Patients with end-stage renal disease (ESRD) need lifelong kidney replacement therapy—hemodialysis (HD), peritoneal dialysis (PD), or transplantation. Nearly half (49%) of patients change modalities within the first year of starting dialysis. PD offers more flexibility than HD and is associated with lower risk of infection, better preservation of kidney function, and lower health care costs. Still, more than 35% of patients on dialysis drop out of PD in favor of HD.
A study by Xingge Sun and others examined what occurs when patients switch from HD to PD, including the rate and reasons for PD dropout and the difference in mortality following time on HD prior to switching to PD. Their results appeared in BMC Nephrology.
The researchers conducted a systematic review and meta-analysis of information from four databases: Cochrane, Embase, Medline, and PubMed. Studies that were included: (1) involved adults aged >18 years on dialysis; (2) compared two groups, including patients on HD for any length of time who then changed to PD (HD to PD group) and patients started on PD as initial therapy (PD first group); (3) demonstrated outcomes associated with the incidence or reasons for PD dropout and mortality; (4) were written in English; and (5) were randomized controlled trials, nonrandomized controlled trials, or observational studies. Exclusion criteria were also applied.
The research team identified 4966 articles from databases and five from references. After duplicate removal and screening, 20 studies were selected for full-text review. Of those, 13 were ultimately included in the systematic review; 12 were cohort studies and one was a case control study. The total number of patients and events (PD dropout and mortality) in the PD first groups and HD to PD groups were extracted from the included studies. The Mantel-Haenszel odds ratio (OR) with 95% CI was used to summarize categorical data on PD dropout and mortality in a random effects model. The I2 statistic was used to determine statistical heterogeneity.

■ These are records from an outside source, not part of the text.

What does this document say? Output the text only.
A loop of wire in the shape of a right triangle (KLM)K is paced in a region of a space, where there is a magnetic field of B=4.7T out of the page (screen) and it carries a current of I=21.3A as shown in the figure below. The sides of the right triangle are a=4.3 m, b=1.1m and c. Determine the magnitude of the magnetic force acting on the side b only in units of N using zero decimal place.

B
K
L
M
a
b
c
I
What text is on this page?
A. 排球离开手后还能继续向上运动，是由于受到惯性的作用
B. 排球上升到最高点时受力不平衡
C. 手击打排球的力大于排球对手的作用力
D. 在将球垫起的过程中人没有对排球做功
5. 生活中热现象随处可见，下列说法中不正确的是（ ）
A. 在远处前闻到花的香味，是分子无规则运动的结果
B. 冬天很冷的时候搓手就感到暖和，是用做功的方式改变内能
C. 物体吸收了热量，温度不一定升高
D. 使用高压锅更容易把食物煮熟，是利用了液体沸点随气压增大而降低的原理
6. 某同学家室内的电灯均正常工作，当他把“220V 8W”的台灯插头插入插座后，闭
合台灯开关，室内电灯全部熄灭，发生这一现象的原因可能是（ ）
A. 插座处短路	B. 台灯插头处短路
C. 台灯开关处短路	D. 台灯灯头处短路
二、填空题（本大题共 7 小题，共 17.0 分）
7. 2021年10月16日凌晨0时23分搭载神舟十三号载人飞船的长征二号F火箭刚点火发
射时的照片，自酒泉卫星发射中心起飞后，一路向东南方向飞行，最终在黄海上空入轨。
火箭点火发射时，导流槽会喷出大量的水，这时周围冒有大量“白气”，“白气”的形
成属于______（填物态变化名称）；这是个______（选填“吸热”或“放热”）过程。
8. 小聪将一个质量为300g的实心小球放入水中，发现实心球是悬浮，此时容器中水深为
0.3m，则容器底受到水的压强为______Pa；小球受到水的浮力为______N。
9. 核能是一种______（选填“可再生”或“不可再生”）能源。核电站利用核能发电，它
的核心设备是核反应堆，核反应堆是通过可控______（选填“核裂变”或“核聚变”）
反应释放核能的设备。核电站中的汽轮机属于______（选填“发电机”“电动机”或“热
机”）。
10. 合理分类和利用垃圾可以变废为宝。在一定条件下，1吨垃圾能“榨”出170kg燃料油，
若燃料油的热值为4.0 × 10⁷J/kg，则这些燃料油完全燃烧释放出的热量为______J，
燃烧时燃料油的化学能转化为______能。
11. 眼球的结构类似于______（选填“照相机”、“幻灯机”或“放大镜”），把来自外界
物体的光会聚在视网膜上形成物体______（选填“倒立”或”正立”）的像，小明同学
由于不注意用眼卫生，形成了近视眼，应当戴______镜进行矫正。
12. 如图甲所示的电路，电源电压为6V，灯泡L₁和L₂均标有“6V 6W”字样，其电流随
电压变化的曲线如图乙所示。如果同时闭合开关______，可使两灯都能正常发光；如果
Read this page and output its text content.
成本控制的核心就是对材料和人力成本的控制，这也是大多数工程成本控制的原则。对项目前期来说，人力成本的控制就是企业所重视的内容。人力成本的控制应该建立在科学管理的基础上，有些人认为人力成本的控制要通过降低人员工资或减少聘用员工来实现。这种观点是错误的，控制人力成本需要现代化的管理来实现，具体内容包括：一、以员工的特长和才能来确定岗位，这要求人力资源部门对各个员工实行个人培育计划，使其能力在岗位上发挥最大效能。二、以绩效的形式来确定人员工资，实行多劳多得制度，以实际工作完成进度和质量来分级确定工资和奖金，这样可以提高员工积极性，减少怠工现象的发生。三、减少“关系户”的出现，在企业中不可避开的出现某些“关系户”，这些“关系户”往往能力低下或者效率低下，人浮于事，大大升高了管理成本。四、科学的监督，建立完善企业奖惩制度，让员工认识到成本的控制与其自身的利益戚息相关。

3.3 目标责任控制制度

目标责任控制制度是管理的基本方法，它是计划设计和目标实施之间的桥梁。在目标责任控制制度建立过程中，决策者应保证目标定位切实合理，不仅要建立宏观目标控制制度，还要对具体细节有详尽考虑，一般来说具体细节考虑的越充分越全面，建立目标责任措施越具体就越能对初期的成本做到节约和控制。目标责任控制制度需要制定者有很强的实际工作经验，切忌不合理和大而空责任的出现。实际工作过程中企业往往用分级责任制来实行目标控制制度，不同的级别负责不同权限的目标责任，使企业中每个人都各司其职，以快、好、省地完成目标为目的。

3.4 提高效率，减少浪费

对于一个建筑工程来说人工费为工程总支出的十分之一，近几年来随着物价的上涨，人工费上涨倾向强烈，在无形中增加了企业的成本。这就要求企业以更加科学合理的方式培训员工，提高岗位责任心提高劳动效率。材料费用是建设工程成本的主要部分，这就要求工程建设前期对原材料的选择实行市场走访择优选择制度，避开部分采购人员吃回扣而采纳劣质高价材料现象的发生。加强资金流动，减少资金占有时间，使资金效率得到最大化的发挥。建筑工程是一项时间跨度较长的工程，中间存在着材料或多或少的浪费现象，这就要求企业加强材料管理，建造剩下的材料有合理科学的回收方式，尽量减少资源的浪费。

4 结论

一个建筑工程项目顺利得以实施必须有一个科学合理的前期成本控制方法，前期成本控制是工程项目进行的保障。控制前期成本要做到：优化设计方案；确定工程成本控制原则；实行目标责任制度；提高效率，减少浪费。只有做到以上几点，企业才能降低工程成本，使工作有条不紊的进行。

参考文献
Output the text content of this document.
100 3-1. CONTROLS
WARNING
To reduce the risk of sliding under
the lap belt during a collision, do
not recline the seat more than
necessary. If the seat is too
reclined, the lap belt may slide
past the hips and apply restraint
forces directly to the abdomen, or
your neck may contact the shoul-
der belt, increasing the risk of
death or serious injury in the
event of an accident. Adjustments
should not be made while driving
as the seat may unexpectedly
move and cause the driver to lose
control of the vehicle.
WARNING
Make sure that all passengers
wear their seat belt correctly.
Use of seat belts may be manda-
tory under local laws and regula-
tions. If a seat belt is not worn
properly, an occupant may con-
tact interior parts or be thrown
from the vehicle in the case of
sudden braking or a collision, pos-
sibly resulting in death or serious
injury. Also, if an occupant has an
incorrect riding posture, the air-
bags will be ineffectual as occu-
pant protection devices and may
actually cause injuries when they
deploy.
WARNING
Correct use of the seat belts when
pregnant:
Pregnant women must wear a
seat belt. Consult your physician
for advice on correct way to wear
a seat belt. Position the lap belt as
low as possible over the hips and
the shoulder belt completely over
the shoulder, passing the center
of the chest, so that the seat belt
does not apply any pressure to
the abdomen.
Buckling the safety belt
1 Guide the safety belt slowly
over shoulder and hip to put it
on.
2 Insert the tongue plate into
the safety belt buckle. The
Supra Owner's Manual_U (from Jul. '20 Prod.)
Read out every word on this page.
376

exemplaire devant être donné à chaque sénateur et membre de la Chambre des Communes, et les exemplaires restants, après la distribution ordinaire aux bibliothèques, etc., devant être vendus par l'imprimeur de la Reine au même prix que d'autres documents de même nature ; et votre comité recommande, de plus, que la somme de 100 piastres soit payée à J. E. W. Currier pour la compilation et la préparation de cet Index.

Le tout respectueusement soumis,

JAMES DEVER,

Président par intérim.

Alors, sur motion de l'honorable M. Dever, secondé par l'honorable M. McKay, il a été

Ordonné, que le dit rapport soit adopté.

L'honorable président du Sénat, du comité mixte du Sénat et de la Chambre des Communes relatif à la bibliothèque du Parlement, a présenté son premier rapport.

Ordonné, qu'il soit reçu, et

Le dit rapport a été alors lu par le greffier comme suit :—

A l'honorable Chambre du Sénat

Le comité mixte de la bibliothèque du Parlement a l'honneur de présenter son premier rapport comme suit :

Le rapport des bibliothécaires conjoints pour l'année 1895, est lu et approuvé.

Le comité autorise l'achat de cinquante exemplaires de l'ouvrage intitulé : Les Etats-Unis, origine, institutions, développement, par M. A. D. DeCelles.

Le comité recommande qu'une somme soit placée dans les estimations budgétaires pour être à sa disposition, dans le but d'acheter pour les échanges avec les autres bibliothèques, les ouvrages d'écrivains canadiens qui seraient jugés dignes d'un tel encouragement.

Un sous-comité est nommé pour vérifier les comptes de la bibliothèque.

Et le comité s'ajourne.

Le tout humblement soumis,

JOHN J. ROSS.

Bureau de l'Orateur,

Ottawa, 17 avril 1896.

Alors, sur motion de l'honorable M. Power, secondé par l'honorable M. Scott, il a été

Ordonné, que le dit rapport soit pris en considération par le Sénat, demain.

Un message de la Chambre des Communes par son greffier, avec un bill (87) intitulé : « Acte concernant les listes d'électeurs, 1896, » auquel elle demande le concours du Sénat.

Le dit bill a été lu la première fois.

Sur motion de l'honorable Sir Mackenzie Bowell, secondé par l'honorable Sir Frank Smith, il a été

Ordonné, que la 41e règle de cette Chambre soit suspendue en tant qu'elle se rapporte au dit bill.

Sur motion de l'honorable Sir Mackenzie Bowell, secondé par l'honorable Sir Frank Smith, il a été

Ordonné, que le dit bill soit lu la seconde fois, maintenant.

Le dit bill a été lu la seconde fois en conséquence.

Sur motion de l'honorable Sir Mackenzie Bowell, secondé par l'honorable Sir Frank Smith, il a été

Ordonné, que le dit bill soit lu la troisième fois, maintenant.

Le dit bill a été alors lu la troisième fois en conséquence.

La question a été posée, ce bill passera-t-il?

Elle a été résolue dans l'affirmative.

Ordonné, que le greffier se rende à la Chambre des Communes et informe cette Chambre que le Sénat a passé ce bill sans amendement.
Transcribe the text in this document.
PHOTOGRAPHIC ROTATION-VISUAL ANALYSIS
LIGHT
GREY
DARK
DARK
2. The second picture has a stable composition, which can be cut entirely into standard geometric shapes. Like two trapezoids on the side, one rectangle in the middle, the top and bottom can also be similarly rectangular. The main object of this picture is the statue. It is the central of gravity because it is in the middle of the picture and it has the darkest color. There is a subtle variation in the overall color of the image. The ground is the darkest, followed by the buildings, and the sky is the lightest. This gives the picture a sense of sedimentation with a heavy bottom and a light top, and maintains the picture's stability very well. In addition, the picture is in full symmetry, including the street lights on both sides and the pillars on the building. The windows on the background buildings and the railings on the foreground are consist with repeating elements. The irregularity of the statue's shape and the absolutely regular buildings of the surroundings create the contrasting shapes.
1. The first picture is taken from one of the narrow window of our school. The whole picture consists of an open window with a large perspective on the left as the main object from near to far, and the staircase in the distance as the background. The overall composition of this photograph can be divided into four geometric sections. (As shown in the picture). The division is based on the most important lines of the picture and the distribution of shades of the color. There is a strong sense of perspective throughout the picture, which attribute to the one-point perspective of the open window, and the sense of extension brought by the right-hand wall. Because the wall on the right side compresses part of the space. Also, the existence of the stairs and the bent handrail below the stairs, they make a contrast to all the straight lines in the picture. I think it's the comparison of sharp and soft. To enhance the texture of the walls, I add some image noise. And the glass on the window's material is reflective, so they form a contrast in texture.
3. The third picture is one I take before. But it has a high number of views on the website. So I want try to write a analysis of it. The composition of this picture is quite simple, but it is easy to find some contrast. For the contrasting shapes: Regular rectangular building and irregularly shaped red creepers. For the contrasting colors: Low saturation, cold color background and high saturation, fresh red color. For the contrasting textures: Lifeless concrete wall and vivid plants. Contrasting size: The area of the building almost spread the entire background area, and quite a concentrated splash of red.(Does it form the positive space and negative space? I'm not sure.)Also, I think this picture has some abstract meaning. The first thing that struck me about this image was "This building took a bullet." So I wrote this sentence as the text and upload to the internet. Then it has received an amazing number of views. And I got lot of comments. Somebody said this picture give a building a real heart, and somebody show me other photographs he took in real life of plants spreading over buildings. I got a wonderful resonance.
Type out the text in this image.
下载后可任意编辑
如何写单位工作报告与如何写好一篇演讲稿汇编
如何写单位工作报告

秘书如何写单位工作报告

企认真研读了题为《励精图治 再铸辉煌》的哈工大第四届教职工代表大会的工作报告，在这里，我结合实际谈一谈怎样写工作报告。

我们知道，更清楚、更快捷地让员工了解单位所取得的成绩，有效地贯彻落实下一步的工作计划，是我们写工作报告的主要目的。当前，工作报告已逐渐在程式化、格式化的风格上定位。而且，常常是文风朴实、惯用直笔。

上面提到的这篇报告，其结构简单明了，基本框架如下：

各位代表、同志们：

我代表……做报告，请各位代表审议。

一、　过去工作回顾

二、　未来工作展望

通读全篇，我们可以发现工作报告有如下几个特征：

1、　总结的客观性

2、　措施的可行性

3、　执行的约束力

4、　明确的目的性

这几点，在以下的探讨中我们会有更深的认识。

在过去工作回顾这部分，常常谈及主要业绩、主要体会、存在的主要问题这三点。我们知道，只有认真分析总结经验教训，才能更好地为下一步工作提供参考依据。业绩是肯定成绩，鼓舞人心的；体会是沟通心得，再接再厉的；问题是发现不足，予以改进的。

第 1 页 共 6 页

Duration of HD varied from less than 1 month to 286 months; follow-up time ranged from 1 month to 132 months. The sample sizes of the PD first groups and HD to PD groups ranged from 37 to 9404 and 28 to 3757 patients, respectively. Patients came from America. Argentina, Australia, Canada, China, France, Iran, New Zealand, Poland, and Turkey. Patient characteristics noted in the studies included sample size, mean age, body mass index, time on HD, diabetes as a cause of ESRD, creatinine clearance, urine output, hemoglobin, albumin, and time of follow-up.
Study outcomes included factors leading to the change from HD to PD, the rate and reasons for PD dropout, and differences in mortality in the PD first group versus the HD to PD group. Meta-analysis uncovered no statistically significant difference in PD dropout in the PD first group (OR, 0.81; 95% CI, 0.61-1.09; I2=83%; P=.16). However, there was a statistically significant decrease in the rate of mortality in the PD first group (OR, 0.48; 95% CI, 0.25-0.92; I2=73%; P=.03) versus the HD to PD group.
The main reasons for switching from HD to PD included cardiovascular disease, vascular access failure, social issues, and patient preference. Reasons for PD dropout varied between the two groups, but inadequate dialysis and peritonitis were the primary reasons cited by both groups.
Limitations of the study include potential bias due to varied definitions of PD dropout across different studies and low-quality meta-analysis.
“This study confirmed that HD history may not impact PD dropout rates but could impact mortality. There were no significant differences in reasons of PD dropout in [the] PD first and HD to PD groups,” the authors concluded.
However, they emphasized the need for additional research examining the psychosocial differences between the HD to PD group and the PD first group. “In the future, multidisciplinary training and dialysis education programs could be developed to emphasize the importance of [residual renal function] assessments and evaluate the impact of providing more psychosocial support to HD patients transferring to PD,” they wrote. “There is also a need for a consensus on the definition of PD dropout to establish a standard for future research.”